We’re inundated by news stories every day and with a 24/7 news cycle, it’s nearly impossible to keep up. But thanks to GlobalGrind’s Think Tank, you’ll be quickly in the know, and then good to go.
From what’s going on in the Capitol to what’s happening overseas, we have it all.
Today we see that the officer who shot Oscar Grant was set free after doing a year in prison, while House Speaker John Boehner isn’t holding anthing back when it comes to the Weiner jokes.
Shame On You
Who: ohannes Mehserle
What Happened: A former transit police officer convicted last year in the shooting death of Oscar Grant on an Oakland, California, train platform was freed from prison early Monday morning, the Los Angeles County Sheriff’s Department said.
“He was released at 12:01 a.m.,” said spokesman Steve Whitmore.
Johannes Mehserle was sentenced to two years in prison for the involuntary manslaughter conviction, but California law gave him one day of good conduct credit for each of the 365 days he served behind bars, Los Angeles Superior Court Judge Robert Perry said in a court order he signed last week.
Take It in the Ring
Contenders: John Boehner vs. Anthony Weiner
Match: Shots fired! John Boehner took the time to throw punch-lines at the New York Congressman Anthony Weiner.
“Thank God it’s not Weiner,” joked America’s Speaker of the House, who also received an honorary doctorate in public service to hang on his wall beside his 2011 Anthony Weiner sexy-pic calendar.
Inside the Capitol
Where: Shippensburg, Pa
Who: The Tea Party
What Happened: The fight over school vouchers in Pennsylvania is a test of whether the Tea Party can transition from a protest movement into sustained political activism. They might yet make the grade, but they’re hitting plenty of bumps along the way. A forum in Shippensburg, Pa., on June 6 showed how the voucher issue has raised serious questions among the Tea Party rank and file.
Hero of the Day
Who: Kent Melville
What Happened: Kent Melville’s father was skeptical when his son first said that he wanted to use the profits from his successful summer lemonade stand to start his own soda company. Aaron Melville, who teaches business classes at a local college, did not believe his 9-year-old autistic son was ready to run his own business.
Kent was determined to do something to help others with autism, however, which inspired his father to reconsider. Aaron described on a Facebook page for the organization, why he decided to help his son start Kent’s Soda after initially encouraging him to wait until he was older.
GlobalGrind’s Global Mind
What Happened: Four more people have died in Germany, health officials said Sunday, bringing the total number of deaths from an E. coli outbreak to 35. All but one of the deaths were in Germany, with the other occurring in Sweden, according to the World Health Organization and the European Center for Disease Prevention and Control.
Better Than Fiction
Character: Tom MacMaster
Plot Line: Dude looks like a lady! “A Gay Girl in Damascus,” a blog that made headlines last week when its author was reportedly kidnapped, has been exposed as a work of fiction. The blog was purportedly written by a lesbian in Syria, though its true author revealed himself Sunday as Tom MacMaster, a 40-year-old American man living in Edinburgh.

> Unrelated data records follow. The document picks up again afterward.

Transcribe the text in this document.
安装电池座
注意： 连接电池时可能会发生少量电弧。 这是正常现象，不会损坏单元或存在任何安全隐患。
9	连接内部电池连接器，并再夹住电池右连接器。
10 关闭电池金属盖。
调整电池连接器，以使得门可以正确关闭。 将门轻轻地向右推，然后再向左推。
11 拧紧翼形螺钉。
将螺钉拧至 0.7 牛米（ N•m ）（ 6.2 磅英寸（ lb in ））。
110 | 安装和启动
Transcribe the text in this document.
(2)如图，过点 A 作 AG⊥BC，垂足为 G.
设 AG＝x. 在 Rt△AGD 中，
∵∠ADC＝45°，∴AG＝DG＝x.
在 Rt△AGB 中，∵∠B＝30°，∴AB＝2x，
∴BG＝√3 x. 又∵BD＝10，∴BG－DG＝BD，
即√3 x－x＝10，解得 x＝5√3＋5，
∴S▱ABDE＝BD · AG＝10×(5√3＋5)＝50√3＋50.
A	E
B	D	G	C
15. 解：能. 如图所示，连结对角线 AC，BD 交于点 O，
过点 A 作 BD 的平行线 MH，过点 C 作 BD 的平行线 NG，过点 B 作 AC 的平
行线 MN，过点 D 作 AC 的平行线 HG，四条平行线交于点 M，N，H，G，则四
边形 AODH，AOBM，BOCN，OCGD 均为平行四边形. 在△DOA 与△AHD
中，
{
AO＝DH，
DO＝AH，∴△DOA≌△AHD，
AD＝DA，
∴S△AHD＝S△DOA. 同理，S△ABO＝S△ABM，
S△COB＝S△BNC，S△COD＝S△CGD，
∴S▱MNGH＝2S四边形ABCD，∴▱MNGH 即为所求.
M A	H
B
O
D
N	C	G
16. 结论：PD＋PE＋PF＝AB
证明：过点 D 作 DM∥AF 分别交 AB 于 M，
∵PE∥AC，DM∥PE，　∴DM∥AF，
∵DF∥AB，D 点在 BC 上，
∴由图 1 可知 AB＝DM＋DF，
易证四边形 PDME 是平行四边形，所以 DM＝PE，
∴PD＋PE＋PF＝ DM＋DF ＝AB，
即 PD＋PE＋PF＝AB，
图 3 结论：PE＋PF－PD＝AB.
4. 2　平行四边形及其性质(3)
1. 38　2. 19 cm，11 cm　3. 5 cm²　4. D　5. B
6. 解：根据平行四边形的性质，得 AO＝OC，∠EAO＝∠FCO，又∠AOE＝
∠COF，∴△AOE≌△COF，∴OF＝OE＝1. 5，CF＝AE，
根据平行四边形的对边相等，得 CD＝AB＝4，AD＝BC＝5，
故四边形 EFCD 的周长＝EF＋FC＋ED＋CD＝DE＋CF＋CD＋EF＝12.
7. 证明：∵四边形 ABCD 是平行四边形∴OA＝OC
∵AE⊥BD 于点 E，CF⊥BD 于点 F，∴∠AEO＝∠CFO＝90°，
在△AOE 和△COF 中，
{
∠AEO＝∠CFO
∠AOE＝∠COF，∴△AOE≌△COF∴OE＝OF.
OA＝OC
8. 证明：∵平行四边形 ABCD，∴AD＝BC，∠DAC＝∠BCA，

“I never expected this level of attention,” MacMaster wrote Sunday in a post from Istanbul, Turkey, where he is on vacation with his wife. “While the narrative voice may have been fictional, the facts on this blog are true and not misleading as to the situation on the ground.”
Number: 2 Feet
What Happened: A poor Filipino blacksmith’s son who stands less than 2 feet (60 centimeters) tall was declared the world’s shortest man by Guinness World Records on his 18th birthday Sunday, sparking a celebration in his hometown.
This Day In History
What Happened: President Lyndon Johnson appoints U.S. Court of Appeals Judge Thurgood Marshall to fill the seat of retiring Supreme Court Associate Justice Tom C. Clark. On August 30, after a heated debate, the Senate confirmed Marshall’s nomination by a vote of 69 to 11. Two days later, he was sworn in by Chief Justice Earl Warren, making him the first African American in history to sit on America’s highest court.